British and American Abolitionists
Title | British and American Abolitionists PDF eBook |
Author | Clare Taylor |
Publisher | Edinburgh : Edinburgh University Press ; Chicago : Aldine |
Pages | 604 |
Release | 1974 |
Genre | History |
ISBN |
Women, Dissent, and Anti-Slavery in Britain and America, 1790-1865
Title | Women, Dissent, and Anti-Slavery in Britain and America, 1790-1865 PDF eBook |
Author | Elizabeth J. Clapp |
Publisher | Oxford University Press |
Pages | |
Release | 2011-04-21 |
Genre | History |
ISBN | 0191618349 |
As historians have gradually come to recognize, the involvement of women was central to the anti-slavery cause in both Britain and the United States. Like their male counterparts, women abolitionists did not all speak with one voice. Among the major differences between women were their religious affiliations, an aspect of their commitment that has not been studied in detail. Yet it is clear that the desire to live out and practice their religious beliefs inspired many of the women who participated in anti-slavery activities in the late eighteenth and early nineteenth centuries. This book examines the part that the traditions, practices, and beliefs of English Protestant dissent and the American Puritan and evangelical traditions played in women's anti-slavery activism. Focusing particularly on Baptist, Congregational, Presbyterian, and Unitarian women, the essays in this volume move from accounts of individual women's participation in the movement as printers and writers, to assessments of the negotiations and the occasional conflicts between different denominational groups and their anti-slavery impulses. Together the essays in this volume explore how the tradition of English Protestant Dissent shaped the American abolitionist movement, and the various ways in which women belonging to the different denominations on both sides of the Atlantic drew on their religious beliefs to influence the direction of their anti-slavery movements. The collection provides a nuanced understanding of why these women felt compelled to fight for the end of slavery in their respective countries.
American and English Oppression, and British and American Abolitionists. A letter addressed to R. D. W. By an American in his fatherland
Title | American and English Oppression, and British and American Abolitionists.
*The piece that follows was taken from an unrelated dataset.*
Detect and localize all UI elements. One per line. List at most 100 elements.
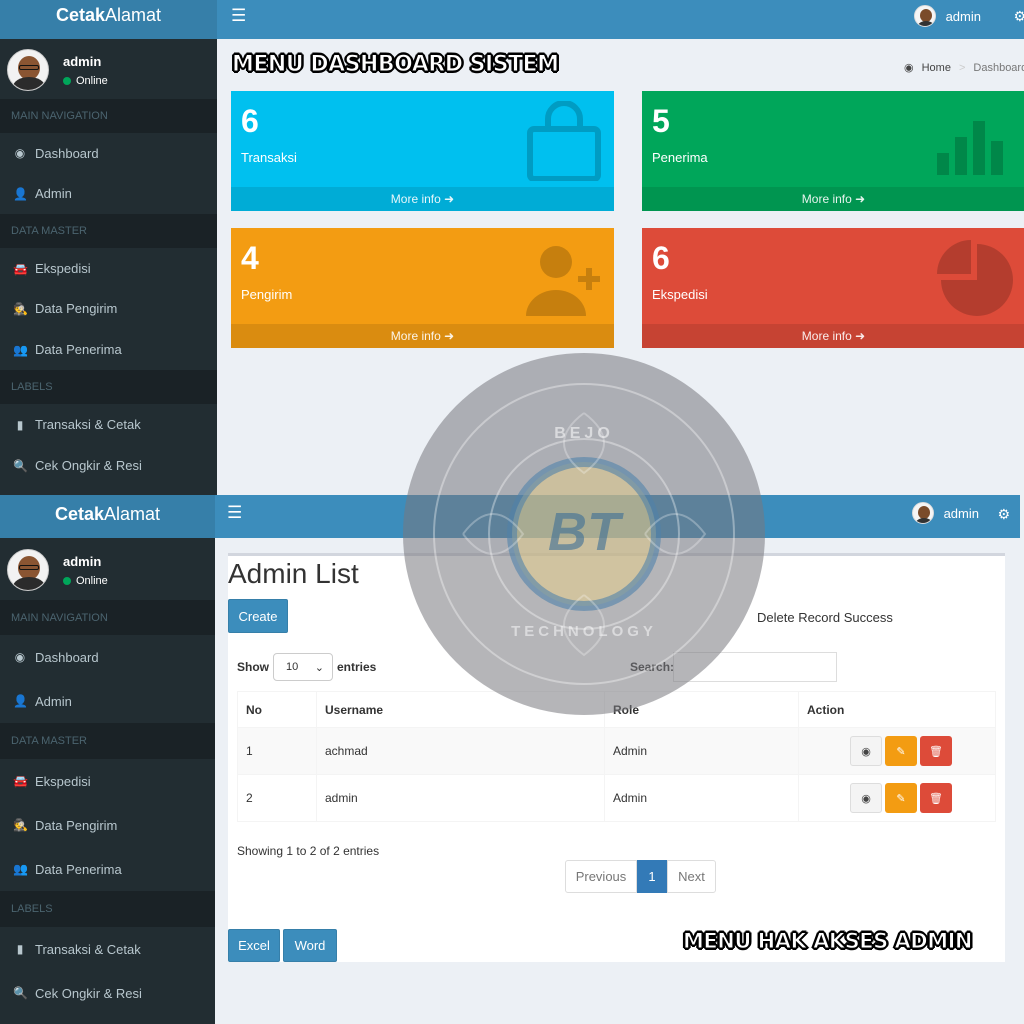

A letter addressed to R. D. W. By an American in his fatherland PDF eBook |
Author | Richard D. WEBB |
Publisher | |
Pages | 80 |
Release | 1853 |
Genre | |
ISBN |
Women Against Slavery
Title | Women Against Slavery PDF eBook |
Author | Clare Midgley |
Publisher | Routledge |
Pages | 302 |
Release | 2004-08-02 |
Genre | Education |
ISBN | 1134798814 |
The first full study of women's participation in the British anti-slavery movement. It explores women's distinctive contributions and shows how these were vital in shaping successive stages of the abolutionist campaign.
Advocates of Freedom
Title | Advocates of Freedom PDF eBook |
Author | Hannah-Rose Murray |
Publisher | Cambridge University Press |
Pages | 389 |
Release | 2020-09-17 |
Genre | History |
ISBN | 1108487513 |
A transatlantic study focusing on African American resistance through unexplored oratorical and performative testimony in the British Isles.
An Appeal to the Abolitionists of Great Britain
Title | An Appeal to the Abolitionists of Great Britain PDF eBook |
Author | George Thompson |
Publisher | |
Pages | 40 |
Release | 1837 |
Genre | Antislavery movements |
ISBN |
Caribbean Slave Revolts and the British Abolitionist Movement
Title | Caribbean Slave Revolts and the British Abolitionist Movement PDF eBook |
Author | Gelien Matthews |
Publisher | LSU Press |
Pages | 213 |
Release | 2006 |
Genre | History |
ISBN | 0807131318 |
"Focusing on slave revolts that took place in Barbados in 1816, in Demerara in 1823, and in Jamaica in 1831-32, Matthews identifies four key aspects in British abolitionist propaganda regarding Caribbean slavery: the denial that antislavery activism prompted slave revolts, the attempt to understand and recount slave uprisings from the slaves' perspectives, the portrayal of slave rebels as victims of armed suppressors and as agents of the antislavery movement, and the presentation of revolts as a rationale against the continuance of slavery. She makes use of previously overlooked publications of British abolitionists to prove that their language changed over time in response to slave uprisings.".